Natureza de Nara

15 2 0
                                    

    Mantenho as mãos dentro do casaco, e os pés apoiados no banco do motorista, acredito que isso não incomodaria meu pai... observo a janela do carro pelo lado de dentro e percebo a neve se acumulando nas frestas e embaçando lentamente o vidro, enquanto meu pai atravessava a silenciosa, vazia e bela rodovia cheia de curvas e altos e baixos da íngreme região de Alberta do oeste do Canadá. Meus avós tinham uma fazenda afastada da zona urbana da província, era lá que costumávamos passar o Natal todos os anos, eu, papai, mamãe e meu cachorro Shiba. Já era dezembro, quase fim de ano, meu nariz e minhas orelhas continuavam geladas, talvez eu devesse cochilar um pouco, assim meu nariz poderia parar de escorrer. Ao abrir os olhos minutos depois, percebo que o clima sombrio por conta da falta de iluminação na estrada causada pela densa vegetação, foi desaparecendo, enquanto meu pai tirava a neve e as folhas secas e escuras com o limpador de para-brisa, e ia acelerando na estrada.

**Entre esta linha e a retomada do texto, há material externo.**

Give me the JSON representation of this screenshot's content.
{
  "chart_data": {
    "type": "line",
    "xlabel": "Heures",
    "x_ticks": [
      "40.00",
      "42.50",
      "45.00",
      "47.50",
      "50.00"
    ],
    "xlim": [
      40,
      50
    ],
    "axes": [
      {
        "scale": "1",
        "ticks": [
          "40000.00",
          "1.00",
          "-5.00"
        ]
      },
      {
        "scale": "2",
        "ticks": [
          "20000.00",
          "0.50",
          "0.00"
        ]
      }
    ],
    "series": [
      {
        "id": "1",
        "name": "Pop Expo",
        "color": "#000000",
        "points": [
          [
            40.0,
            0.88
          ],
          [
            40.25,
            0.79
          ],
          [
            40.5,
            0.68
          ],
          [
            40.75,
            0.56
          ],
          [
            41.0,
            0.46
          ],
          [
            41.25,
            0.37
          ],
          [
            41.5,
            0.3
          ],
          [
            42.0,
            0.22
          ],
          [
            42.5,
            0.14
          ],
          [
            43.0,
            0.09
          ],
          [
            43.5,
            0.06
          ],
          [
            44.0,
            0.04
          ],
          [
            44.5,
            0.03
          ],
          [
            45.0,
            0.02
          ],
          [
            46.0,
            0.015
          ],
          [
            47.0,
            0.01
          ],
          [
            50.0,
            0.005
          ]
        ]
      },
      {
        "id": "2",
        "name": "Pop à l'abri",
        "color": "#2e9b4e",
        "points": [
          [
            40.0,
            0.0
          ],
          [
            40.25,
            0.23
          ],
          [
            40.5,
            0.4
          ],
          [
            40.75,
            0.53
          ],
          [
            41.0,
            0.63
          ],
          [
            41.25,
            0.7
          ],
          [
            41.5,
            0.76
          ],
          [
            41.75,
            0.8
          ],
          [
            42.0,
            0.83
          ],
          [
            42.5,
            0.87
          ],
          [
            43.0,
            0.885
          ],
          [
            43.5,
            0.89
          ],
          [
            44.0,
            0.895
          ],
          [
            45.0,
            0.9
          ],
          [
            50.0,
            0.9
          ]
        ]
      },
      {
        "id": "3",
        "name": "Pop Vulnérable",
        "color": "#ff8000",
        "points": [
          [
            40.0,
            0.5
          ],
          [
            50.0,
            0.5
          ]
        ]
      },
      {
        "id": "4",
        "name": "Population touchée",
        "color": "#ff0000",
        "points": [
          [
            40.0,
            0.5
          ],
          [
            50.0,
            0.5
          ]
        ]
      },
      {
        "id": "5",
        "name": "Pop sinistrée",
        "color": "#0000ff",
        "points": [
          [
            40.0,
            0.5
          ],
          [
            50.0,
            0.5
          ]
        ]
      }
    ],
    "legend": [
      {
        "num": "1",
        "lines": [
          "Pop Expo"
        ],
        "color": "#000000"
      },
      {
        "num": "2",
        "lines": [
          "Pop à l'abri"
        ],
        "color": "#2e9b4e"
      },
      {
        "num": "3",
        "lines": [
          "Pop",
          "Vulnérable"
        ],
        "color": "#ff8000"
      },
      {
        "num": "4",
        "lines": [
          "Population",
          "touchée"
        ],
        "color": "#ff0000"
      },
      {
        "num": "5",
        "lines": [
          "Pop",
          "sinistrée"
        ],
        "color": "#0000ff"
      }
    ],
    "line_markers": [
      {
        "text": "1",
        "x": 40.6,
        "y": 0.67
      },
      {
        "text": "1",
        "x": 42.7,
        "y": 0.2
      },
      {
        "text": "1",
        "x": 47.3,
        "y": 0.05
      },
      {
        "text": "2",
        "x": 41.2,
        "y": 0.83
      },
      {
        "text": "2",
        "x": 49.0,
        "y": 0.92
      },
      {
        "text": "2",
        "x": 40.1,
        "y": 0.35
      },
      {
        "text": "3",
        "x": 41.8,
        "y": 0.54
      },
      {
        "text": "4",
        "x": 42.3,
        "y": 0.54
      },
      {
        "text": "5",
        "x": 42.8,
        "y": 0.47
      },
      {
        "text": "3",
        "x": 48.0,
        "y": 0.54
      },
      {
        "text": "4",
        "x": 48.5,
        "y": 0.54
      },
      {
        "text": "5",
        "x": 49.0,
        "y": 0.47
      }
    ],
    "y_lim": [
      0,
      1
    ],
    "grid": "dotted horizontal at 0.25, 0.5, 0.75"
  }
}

— Agora que a rodovia ficou reta, significa que atravessamos a serra, estamos nos aproximando da fazenda! 

Meu pai repetia aquilo em todas as viagens, tornando aquele momento de alívio, um clichê desnecessário. A viagem continuava silenciosa, no qual era possível ouvir apenas os ruídos do motor do carro, dos pneus, do aquecedor e do meu coração, pois só de pensar no fim dessa entediante viagem, meu coração palpitava e meu estômago revirava-se, como consequência da extrema ansiedade que sempre sofri desde pequeno, e em seguida, com certeza a vontade de ir ao banheiro fazia parte da rotina que a ansiedade me cedia.

— Pai, estou ficando apertado.

— Sinceramente, ainda estamos longe, teremos que parar em algum acostamento.

Ao se abrir, a porta do carro havia transformado-se em uma porta de geladeira, no qual o vento gelado tornava meus movimentos lentos e trêmulos. Bato o pé no chão de leve duas vezes...

— Já volto.

— Não demore!

Ao atravessar a cerca ligada à fios de metais, ouço um ruído no qual sou incapaz de identificar se é grosso ou fino, mas era indubitavelmente de um animal. Ao limpar as lentes do meu óculos que sofria constantemente com o vapor que saía da minha boca, percebo outro vapor não tão distante de mim.

— É lindo!

Um cervo vermelho filhote estava deitado em folhagens e encostado numa pedra gigantesca, chorando e tremendo, enquanto o vapor saía de sua boca quando elevada ao céu, como se o animal chamasse por qualquer ajuda, mesmo se isso colocasse sua conta em risco.

— Onde está sua mamãe?

Me aproximo lentamente e percebo que o animal mantém o silêncio ao perceber minha presença. Era uma imagem que eu jamais havia presenciado, um animal tão belo, numa vegetação tão bela, em uma situação de abandono e solidão, eu me ajoelho diante do cervo, enquanto nos encaramos, permanecemos imóveis, apenas com a presença do som do vento balançando e derrubando as folhas secas. É isto, era minha primeira paixão, uma paixão à primeira vista. O cervo abaixa sua cabeça lentamente e lambe minha mão com sua língua quente e seca, sinalizando sede, além de frio e dor.

— Francisco, por que a demora?

— Ele está sozinho, e com sede.

Meu pai havia premeditado qual seria minha decisão.

— Francisco, ele é um animal selvagem, este é seu habitat, não podemos assumir a responsabilidade de uma natureza que não temos controle e que não nos pertence.

— Então me explica as cercas, com elas aqui, eu não entendo esse controle que nós não temos sobre eles... Sem ele eu não saio, pai. Não vou carregar essa culpa, por não entender sua filosofia sobre os animais.